The picture I posed of Tim Drevno and the 2015 Michigan OL.

But it was the start, and I listened in as the masters of this art – Angelique Chengelis, Nick Baumgardner, Mark Snyder, Brendan Quinn and then-Michigan Daily editor Jake Lourim did their thing. If I was going to do this, I’d have to sit back and learn from those who came before me, in a crash course that I was all-too-thrilled to be taking.

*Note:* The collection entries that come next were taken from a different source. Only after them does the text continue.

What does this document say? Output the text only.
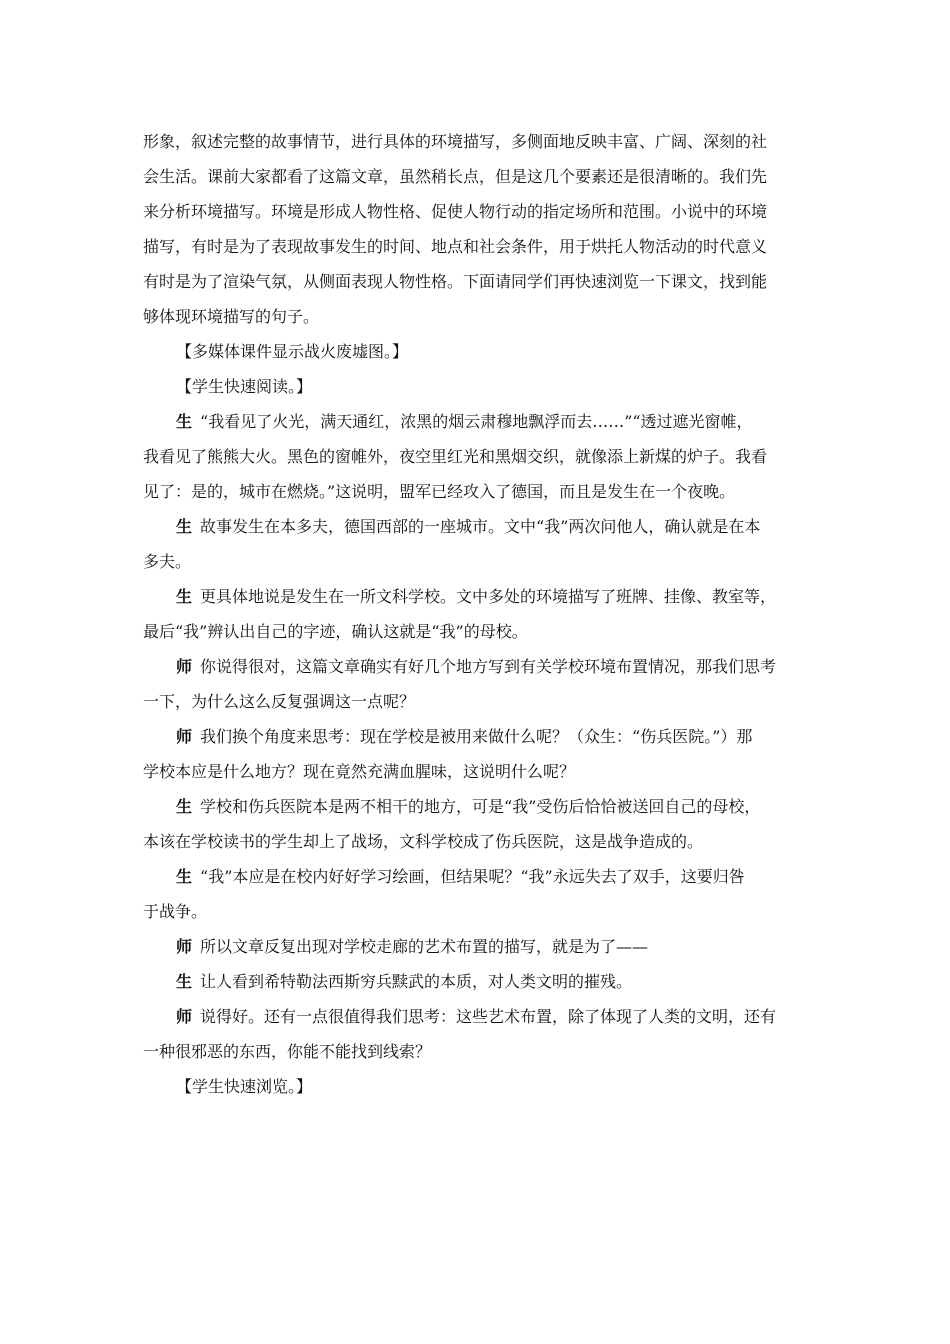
形象，叙述完整的故事情节，进行具体的环境描写，多侧面地反映丰富、广阔、深刻的社
会生活。课前大家都看了这篇文章，虽然稍长点，但是这几个要素还是很清晰的。我们先
来分析环境描写。环境是形成人物性格、促使人物行动的指定场所和范围。小说中的环境
描写，有时是为了表现故事发生的时间、地点和社会条件，用于烘托人物活动的时代意义
有时是为了渲染气氛，从侧面表现人物性格。下面请同学们再快速浏览一下课文，找到能
够体现环境描写的句子。
【多媒体课件显示战火废墟图。】
【学生快速阅读。】
生 “我看见了火光，满天通红，浓黑的烟云肃穆地飘浮而去……”“透过遮光窗帷，
我看见了熊熊大火。黑色的窗帷外，夜空里红光和黑烟交织，就像添上新煤的炉子。我看
见了：是的，城市在燃烧。”这说明，盟军已经攻入了德国，而且是发生在一个夜晚。
生 故事发生在本多夫，德国西部的一座城市。文中“我”两次问他人，确认就是在本
多夫。
生 更具体地说是发生在一所文科学校。文中多处的环境描写了班牌、挂像、教室等，
最后“我”辨认出自己的字迹，确认这就是“我”的母校。
师 你说得很对，这篇文章确实有好几个地方写到有关学校环境布置情况，那我们思考
一下，为什么这么反复强调这一点呢？
师 我们换个角度来思考：现在学校是被用来做什么呢？（众生：“伤兵医院。”）那
学校本应是什么地方？现在竟然充满血腥味，这说明什么呢？
生 学校和伤兵医院本是两不相干的地方，可是“我”受伤后恰恰被送回自己的母校，
本该在学校读书的学生却上了战场，文科学校成了伤兵医院，这是战争造成的。
生 “我”本应是在校内好好学习绘画，但结果呢？“我”永远失去了双手，这要归咎
于战争。
师 所以文章反复出现对学校走廊的艺术布置的描写，就是为了——
生 让人看到希特勒法西斯穷兵黩武的本质，对人类文明的摧残。
师 说得好。还有一点很值得我们思考：这些艺术布置，除了体现了人类的文明，还有
一种很邪恶的东西，你能不能找到线索？
【学生快速浏览。】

The season came, and every Monday, I would rush to Crisler Center for Jim Harbaugh’s press conference, go write up what I learned at Starbucks in Livonia and then pull into the restaurant in Novi just in time to bartend for hours. Rinse and repeat for four months. I continued to learn and get better, but that wasn’t without growing pains. I tried to remain quiet, but took my first chance to ask Jim Harbaugh a question.

It did not go well.

Eventually, all the pictures, all the articles and all the videos got me the opportunity that turned into a full-time writing position with 247Sports. It brought me to San Antonio for the Army All-American Bowl. It brought me to New York and New Jersey on an unseasonably warm weekend for a Rutgers night game, where Michigan rolled 77-0. It brought me Ohio State, where no one within earshot thought J.T. got a first down. It brought me to Miami, where my love for cigars was mixed with further immersion into the world of Michigan football.

That’s how I got here, in short. I’m still learning, but anyone who wishes to move forward hopefully still is. I’ve learned how to better ask questions, I’ve learned to how divulge information in a way that, hopefully, you want to digest it.

And now that we’re WolverinesWire, I hope to continue to cultivate that, and bring you multi-faceted coverage that speaks directly to how I got here.